The GOP will have enough money to fill up Hoover Dam, although it might not look like it. All of those special-interest folks who have been unleashed by a Supreme Court ruling that allowed everyone to stick their trotters in the trough will be gobbling up dollars with truly porcine passion.

Much of it will be aimed at convincing independent voters that President Obama is a lying, cheating scoundrel sent from the stinking Chicago political machine to poison the pristine waters of a Washington that was virginal before Obama and the Visigoths swept into Rome on the Potomac and sacked it!

Granted, a tad hyperbolic, but you know what I mean.

You might be thinking, “Well, yes, aren’t all presidential elections about getting rid of the incumbent on one side of the battle?” Sure. But my sense this time is they are looking for kitchen sinks to toss.

“The single most important thing we want to achieve is for President Obama to be a one-term president.”

That was Senate Minority Leader Mitch McConnell back in October 2010. It probably had something to do with the clever cramming of the health care reform bill right down the Republicans’ throats and the subsequent very clear conclusion in the GOP parts of Congress that Obama wasn’t getting any of anything he wanted.

Ever!

The arrival of the sturdy tea party irregulars in the 2010 congressional election and their likely role in the primary contests about to start playing out only makes the objective that much more obvious.

Face it, despite denials, presentation of documents, protestations and extreme eye rolling from Democrats, there are still oodles who believe Obama is a closet Kenyan with marching orders from Moscow (But not This Moscow, that old Cold War Moscow.)

Whatever. He has to go.

So, on to Iowa.

At this point, it is apparent that no one is going to let reality get in the way. From the top on down, the Republicans have been shifting and abandoning and rephrasing and redefining and simply fibbing, to put it politely, as much as necessary to try to appeal to the most conservative slice of the Republican primary electorate.

God is everyone’s co-pilot in the Republican Party in Iowa, where candidates slip into pre-faded jeans in an attempt to look very rural Christian. Soon, they will be plodding through bacon and eggs and snow in New Hampshire, then bathing in barbecue and sweet southern courtesy in South Carolina and then hugging sun-blocked greasy senior citizens at gated compounds in Florida.

At every point, President Obama is likely to be cast as the anti-Christ, or worse, a liberal socialist tax-and-spender with big government in his heart, all points that draw healthy reactions from the most conservative of voters.

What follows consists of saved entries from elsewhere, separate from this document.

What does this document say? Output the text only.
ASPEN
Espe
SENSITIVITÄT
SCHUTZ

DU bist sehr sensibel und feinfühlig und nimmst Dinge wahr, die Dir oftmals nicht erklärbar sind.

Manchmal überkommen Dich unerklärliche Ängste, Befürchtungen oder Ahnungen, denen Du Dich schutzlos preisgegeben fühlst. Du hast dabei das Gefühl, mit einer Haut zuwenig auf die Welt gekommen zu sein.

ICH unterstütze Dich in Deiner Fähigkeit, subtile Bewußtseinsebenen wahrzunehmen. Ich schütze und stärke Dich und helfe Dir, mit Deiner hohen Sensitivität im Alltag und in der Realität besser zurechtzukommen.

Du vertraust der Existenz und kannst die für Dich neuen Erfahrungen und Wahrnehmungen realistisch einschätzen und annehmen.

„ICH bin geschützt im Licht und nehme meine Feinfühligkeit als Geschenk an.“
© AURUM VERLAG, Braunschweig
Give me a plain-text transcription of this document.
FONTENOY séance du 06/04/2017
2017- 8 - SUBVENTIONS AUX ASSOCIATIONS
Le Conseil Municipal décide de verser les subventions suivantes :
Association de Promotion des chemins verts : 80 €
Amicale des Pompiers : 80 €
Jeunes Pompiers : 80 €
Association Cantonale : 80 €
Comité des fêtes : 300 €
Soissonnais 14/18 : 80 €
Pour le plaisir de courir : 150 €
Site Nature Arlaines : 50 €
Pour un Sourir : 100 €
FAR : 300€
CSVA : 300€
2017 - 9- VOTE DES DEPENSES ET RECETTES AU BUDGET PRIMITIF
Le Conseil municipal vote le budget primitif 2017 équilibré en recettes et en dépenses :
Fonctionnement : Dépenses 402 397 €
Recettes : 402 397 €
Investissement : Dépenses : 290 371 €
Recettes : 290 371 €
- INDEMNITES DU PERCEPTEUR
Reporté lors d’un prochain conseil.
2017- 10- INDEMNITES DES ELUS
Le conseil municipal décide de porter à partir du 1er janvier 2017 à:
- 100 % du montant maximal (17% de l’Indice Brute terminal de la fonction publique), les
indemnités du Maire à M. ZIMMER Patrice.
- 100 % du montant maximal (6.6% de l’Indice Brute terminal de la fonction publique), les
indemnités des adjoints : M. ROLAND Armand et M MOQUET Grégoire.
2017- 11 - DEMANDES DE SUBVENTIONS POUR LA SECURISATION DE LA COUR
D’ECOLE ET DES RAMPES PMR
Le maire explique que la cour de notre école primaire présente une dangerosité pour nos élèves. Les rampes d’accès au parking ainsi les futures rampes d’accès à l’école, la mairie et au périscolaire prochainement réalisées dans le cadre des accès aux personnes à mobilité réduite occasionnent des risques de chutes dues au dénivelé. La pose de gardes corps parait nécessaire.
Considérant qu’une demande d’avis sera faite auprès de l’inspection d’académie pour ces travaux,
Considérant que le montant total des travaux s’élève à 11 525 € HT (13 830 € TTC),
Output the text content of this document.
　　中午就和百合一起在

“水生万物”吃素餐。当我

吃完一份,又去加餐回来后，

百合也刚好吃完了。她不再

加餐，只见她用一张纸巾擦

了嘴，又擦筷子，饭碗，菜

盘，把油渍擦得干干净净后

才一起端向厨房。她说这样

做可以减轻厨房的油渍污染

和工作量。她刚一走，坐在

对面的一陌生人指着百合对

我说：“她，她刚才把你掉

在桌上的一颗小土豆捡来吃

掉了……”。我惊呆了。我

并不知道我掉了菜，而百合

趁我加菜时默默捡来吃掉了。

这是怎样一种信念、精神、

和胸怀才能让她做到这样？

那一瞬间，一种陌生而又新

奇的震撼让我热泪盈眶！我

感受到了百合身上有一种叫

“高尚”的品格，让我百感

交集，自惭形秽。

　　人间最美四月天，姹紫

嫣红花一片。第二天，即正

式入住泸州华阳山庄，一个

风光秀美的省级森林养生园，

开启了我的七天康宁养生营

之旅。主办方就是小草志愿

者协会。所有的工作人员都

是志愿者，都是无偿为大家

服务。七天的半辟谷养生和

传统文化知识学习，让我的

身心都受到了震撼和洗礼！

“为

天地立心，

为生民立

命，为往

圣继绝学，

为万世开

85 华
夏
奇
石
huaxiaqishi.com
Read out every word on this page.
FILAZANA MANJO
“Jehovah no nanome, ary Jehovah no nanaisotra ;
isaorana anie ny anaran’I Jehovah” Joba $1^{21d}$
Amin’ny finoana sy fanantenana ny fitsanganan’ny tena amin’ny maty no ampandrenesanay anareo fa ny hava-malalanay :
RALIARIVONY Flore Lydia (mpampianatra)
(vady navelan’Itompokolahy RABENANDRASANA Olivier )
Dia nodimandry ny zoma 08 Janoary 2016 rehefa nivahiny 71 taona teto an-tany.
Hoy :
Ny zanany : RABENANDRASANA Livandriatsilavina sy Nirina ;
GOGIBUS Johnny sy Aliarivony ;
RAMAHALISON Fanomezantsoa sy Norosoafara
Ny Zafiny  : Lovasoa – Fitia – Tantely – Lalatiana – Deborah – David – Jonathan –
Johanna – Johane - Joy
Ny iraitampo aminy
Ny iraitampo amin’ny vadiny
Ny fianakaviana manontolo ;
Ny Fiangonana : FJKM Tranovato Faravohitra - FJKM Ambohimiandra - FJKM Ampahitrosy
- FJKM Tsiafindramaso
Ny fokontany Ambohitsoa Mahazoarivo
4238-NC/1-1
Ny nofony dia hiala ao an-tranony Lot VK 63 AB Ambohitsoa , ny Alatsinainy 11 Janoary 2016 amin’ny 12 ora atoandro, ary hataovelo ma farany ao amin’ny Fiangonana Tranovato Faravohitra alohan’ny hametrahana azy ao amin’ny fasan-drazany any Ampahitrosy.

There will be many attempts to set the record straight, which media always try to do after they realize they should not have put their imprimatur on something so patently wrong in the first place, a process that happens with some frequency in an era in which no one actually checks much of anything out before broadcasting, tweeting, facebooking or whatever.

It just goes out there and thrives, like mold in the shower.

Outrageous ads will appear in abundance, creating healthy revenue streams for the very news outlets that will then feel obligated to test what has already been dispensed against reality. Dishonesty is the nature of the presidential campaign beast.

Fortunately, we live in an unsophisticated nation where subtlety, complexity, accuracy and nuance are slipped immediately into the dead letters bin.

Otherwise, one risks becoming cynical.

Charles M. Madigan heads the journalism department at Roosevelt University.